Mass. AG seeks ban on liens by casinos

Actions targeted gamblers’ homes

For many, a home “is the one place they have any equity or any assets,” said Mass. Attorney General Martha Coakley.
For many, a home “is the one place they have any equity or any assets,” said Mass. Attorney General Martha Coakley.Steven Senne/Associated Press

State Attorney General Martha Coakley urged Massachusetts regulators on Monday to prohibit casinos from placing liens on the homes of patrons with unpaid gambling debts, calling the practice “deeply concerning” in a letter to the state gambling commission.

“Protecting against predatory lending and overly aggressive debt collection in the gaming industry is critical, because the odds are stacked against the patron being able to earn back the value of the loan,” wrote Coakley, who is also a candidate for governor. “This practice by the gaming industry in which customers’ homes are put at risk should not be allowed.”

Coakley cited an article in Sunday’s Globe that detailed the longstanding practice by the two large Connecticut tribal casinos, Mohegan Sun and Foxwoods, of placing liens on homes of residents who owe the casinos money advanced for gambling.


Casino industry specialists have said it is unusual for a gambling business to employ property liens as a collection tactic.

“This story highlights the need for a robust set of consumer protection regulations before these establishments begin operations,” Coakley wrote.

Both of the Connecticut casino companies are applicants for gambling licenses in Massachusetts. Foxwoods is pursuing a casino in Fall River, seeking the sole resort casino license for Southeastern Massachusetts.

Mohegan Sun is competing for a license to build a gambling resort in Revere, on about 42 acres belonging to the Suffolk Downs racetrack. The other applicant is a Wynn Resorts proposal in Everett.

Many casinos offer credit to gamblers, as a convenience for big players who would be uncomfortable traveling with huge wads of cash.
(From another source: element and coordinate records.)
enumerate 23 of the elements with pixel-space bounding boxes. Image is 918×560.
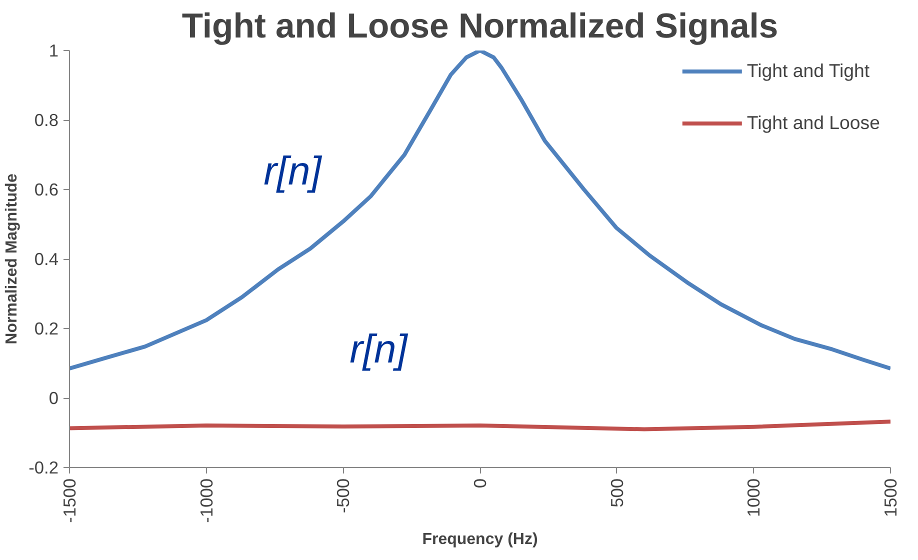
y-tick-label: 0.8 xyxy=(34,110,59,130)
x-tick-label: -1500 xyxy=(60,478,80,523)
x-tick-label: 1500 xyxy=(880,478,900,518)
y-tick-label: -0.2 xyxy=(28,458,58,478)
legend-label: Tight and Tight xyxy=(746,60,870,82)
line-series xyxy=(70,420,890,432)
y-tick-label: 0.6 xyxy=(34,180,59,200)
legend-label: Tight and Loose xyxy=(746,112,880,134)
annotation: r[n] xyxy=(264,150,322,194)
x-tick-label: 0 xyxy=(470,478,490,488)
annotation: r[n] xyxy=(350,328,408,372)
x-tick-label: -500 xyxy=(333,478,354,514)
line-series xyxy=(70,50,890,370)
chart-title: Tight and Loose Normalized Signals xyxy=(182,8,778,46)
y-tick-label: 0.2 xyxy=(34,318,59,338)
x-tick-label: 1000 xyxy=(744,478,764,518)
y-tick-label: 0.4 xyxy=(34,249,59,269)
x-tick-label: 500 xyxy=(606,478,627,508)
y-tick-label: 1 xyxy=(48,40,59,60)
y-axis-title: Normalized Magnitude xyxy=(4,174,21,344)
x-tick-label: -1000 xyxy=(196,478,216,523)
x-axis-title: Frequency (Hz) xyxy=(422,530,538,548)
y-tick-label: 0 xyxy=(48,388,59,408)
Gambling companies have access to credit bureaus to determine if the player has the financial resources to cover the advance.

When a casino approves a credit line, a player signs what is essentially a check for the amount loaned.


If the loan is not repaid before the customer leaves, the casino will cash the check and the money will be drawn from the player’s bank account. If the account is short, however, the check will bounce.

Since the early 2000s, Foxwoods and Mohegan Sun have placed dozens of liens on Massachusetts properties, seeking payment, interest, and fees.

State law will allow the state’s casinos to extend gambling credit to customers, under rules established by the Massachusestts Gaming Commission. The rules must include “procedures for confirming that a patron has an established credit history and is in good standing,” according to the state’s gambling law.

The commission has not yet written those rules and procedures, but that task is coming up: The panel intends to place the issue on the agenda of an upcoming meeting, the commission’s spokeswoman, Elaine Driscoll, said Monday evening.

In Coakley’s letter, she offered the commission her office’s expertise to help “in crafting regulations that effectively protect consumers, while allowing businesses to operate fairly in the marketplace.”

Mohegan Sun, which last week vigorously defended its credit and collection policies in a letter to the Globe, addressed Coakley remarks in a statement last night: “We have always indicated our willingness to work with the Gaming Commission within whatever regulatory framework they establish.”

Coakley said in an interview Monday that for many people a home “is the one place they have any equity or any assets.”

Liens, which accrue 12 percent interest a year, cloud the title to properties, affecting a homeowner’s ability to sell or refinance.


“We are concerned it would have a very negative impact here if people incur debt and this practice is permitted,” Coakley said.

She believes that if casinos cannot chase debtors with property liens, they may be more conservative in lending.

Leaders of an effort to repeal the state’s 2011 casino law called Monday for the commission and lawmakers to hold hearings on the credit and collection policies of the casinos.

“This is a shining example of the many facets the Legislature overlooked [in legalizing casino gambling], but which can’t be ignored or swept under the rug, even at this late date in the process,” wrote representatives of the Repeal the Casino Deal campaign, including former Massachusetts attorney general Scott Harshbarger.